Mechernicher können Unwetter-Soforthilfe bis zu 5.000 Euro erhalten

Antrag muss bis zum 16. September vorliegen – Mechernichs Bürgermeister Dr. Hans Peter Schick geht davon aus, dass etwa 110 bis 120 Privathaushalte sowie etwa zehn bis 15 Gewerbebetriebe eine finanzielle Unterstützung bekommen könnten – Landrat Günter Rosenke will sich auch für betroffene Menschen in Zülpich weiter einsetzen

Schwer erwischt hatte es einige Stadtteile in Mechernich beim Unwetter vom 21. Juli. Bild: Wolfgang Andres/Kreis Euskirchen
Schwer erwischt hatte es einige Stadtteile in Mechernich beim Unwetter vom 21. Juli. Bild: Wolfgang Andres/Kreis Euskirchen

Kreis Euskirchen – Das Land NRW hilft Unwetter-Opfern aus Mechernich nach dem Unwetter vom 21. Juli. Sowohl Privathaushalte wie auch gewerbliche bzw. landwirtschaftliche Betriebe können Geld erhalten, Privatpersonen bis zu 2.500 Euro, Betriebe 5.000 Euro. Damit soll den betroffenen Menschen schnell und unbürokratisch geholfen werden. Wichtig: Die Anträge müssen bis zum 16. September 2016 vorliegen! „Bei uns stehen die Telefone nicht mehr still“, sagte Landrat Günter Rosenke bei einer kurzfristig einberufenen Pressekonferenz im Kreishaus. Gestern hatte das NRW-Innenministerium bekannt gegeben, dass auch Hochwasseropfer aus dem Kreis Euskirchen vom Nothilfefonds des Landes profitieren. Allerdings: Es gibt erstens nur Geld für Betroffene aus dem Stadtgebiet Mechernich, und das Geld fließt zweitens nur, wenn es um Schäden aus dem Unwetter am 21. Juli 2016 geht.

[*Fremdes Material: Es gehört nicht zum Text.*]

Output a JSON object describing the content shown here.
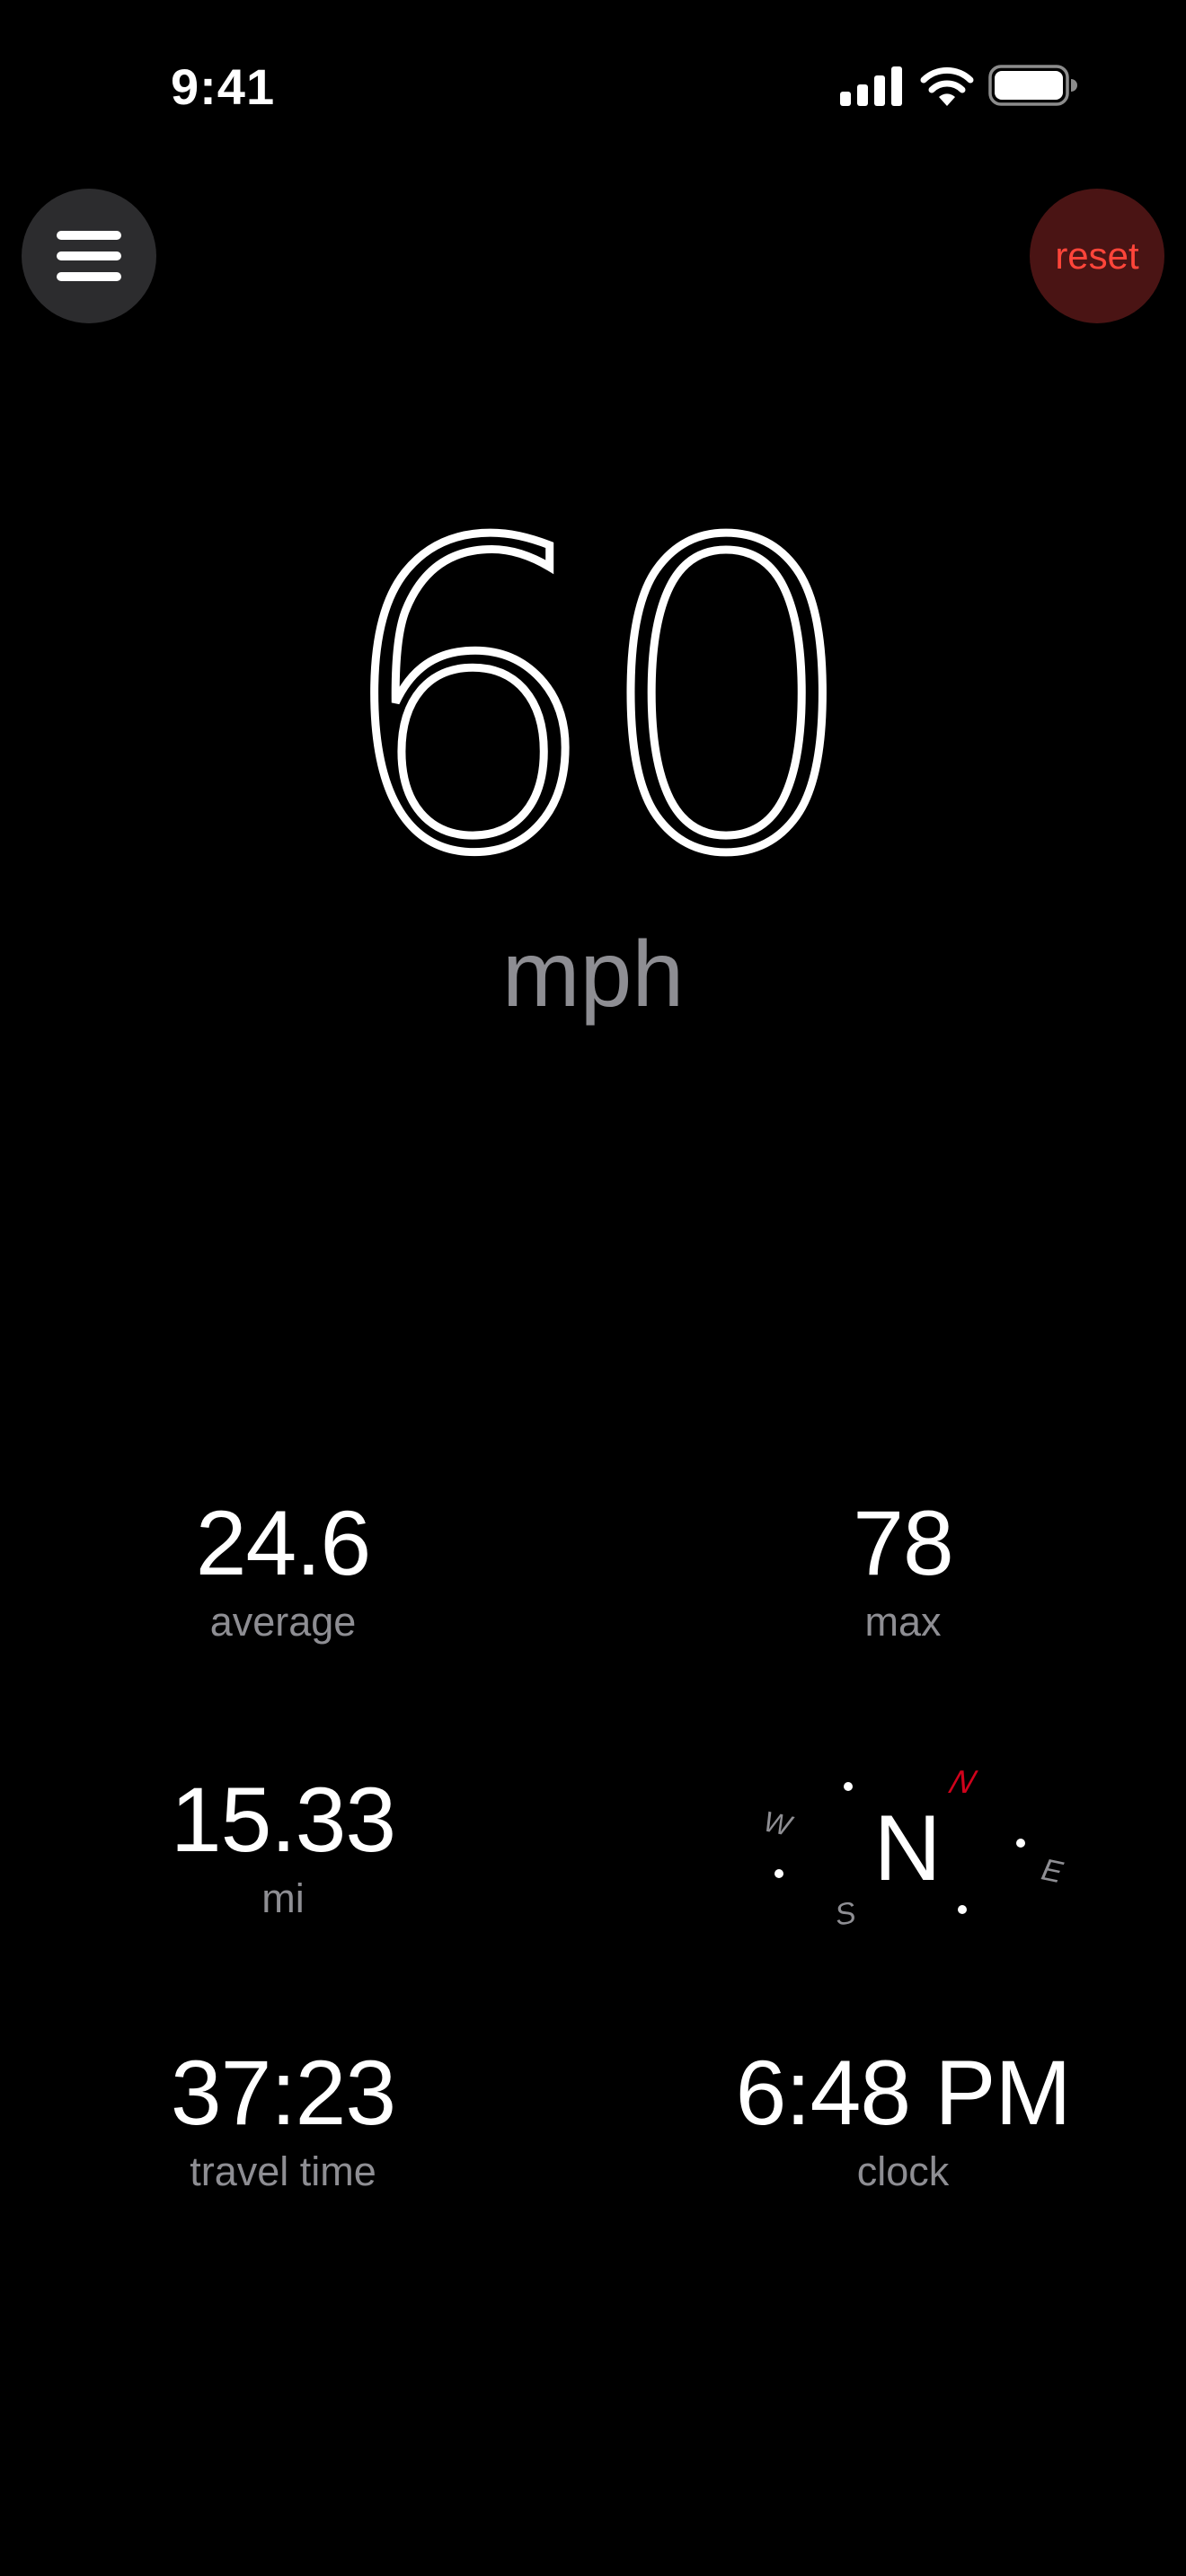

„Das ist so vom Innenministerium festgelegt worden, wir im Kreis Euskirchen haben da leider keinerlei Ermessensspielraum“, so der Landrat, der vor allem bedauert, dass die betroffenen Menschen im Zülpicher Stadtgebiet in Schwerfen und Sinzenich leer ausgehen. Er wolle sich aber gemeinsam mit der Zülpicher Stadtspitze weiterhin für ein Umdenken analog Mechernich einsetzen.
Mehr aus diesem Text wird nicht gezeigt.